Like many of Lubitsch’s films The Smiling Lieutenant is rife with class commentary; taking the usual position that it is better to be poor and full of passion than rich and lifeless. However when The Smiling Lieutenant is compared to the awfully similar Rouben Mamoulian film Love Me Tonight (1932) the former appears far less sophisticated than the latter. In large part this is due to the narrative focus of The Smiling Lieutenant which precludes the kind of boisterous, inclusive opening number of Love Me Tonight. Then there is also the matter of the story arc in The Smiling Lieutenant where the conclusion itself contradicts the political agenda of what had preceded it.

As is the case with almost all movie musicals there is always one number that is head and shoulders above the rest.
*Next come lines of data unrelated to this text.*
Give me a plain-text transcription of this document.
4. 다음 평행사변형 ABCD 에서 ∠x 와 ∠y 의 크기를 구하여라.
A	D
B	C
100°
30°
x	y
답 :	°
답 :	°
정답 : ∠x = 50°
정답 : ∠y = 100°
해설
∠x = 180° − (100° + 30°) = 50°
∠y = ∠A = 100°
With regards to The Smiling Lieutenant that number is the Colbert and Hopkins duet Jazz Up Your Lingerie. Lyrically the song is very clever and considerably funny. But it’s the queer subtext, or possibility thereof, that gives the song a unique kind of agency from today’s perspective. From the opening bars right after Colbert demands to see Hopkins’ underwear to the final images of the montage where all of Hopkins’ clothes have changed the number if full of possible queer innuendos.

On the whole The Smiling Lieutenant isn’t one of Lubitsch’s great pictures. It is funny and it is charming, yet it lacks the emotional truth of his real classics. It does have value from a historical perspective and to those invested in auteurist theory.I personally would recommend this film most highly to fans, such as myself, of Claudette Colbert.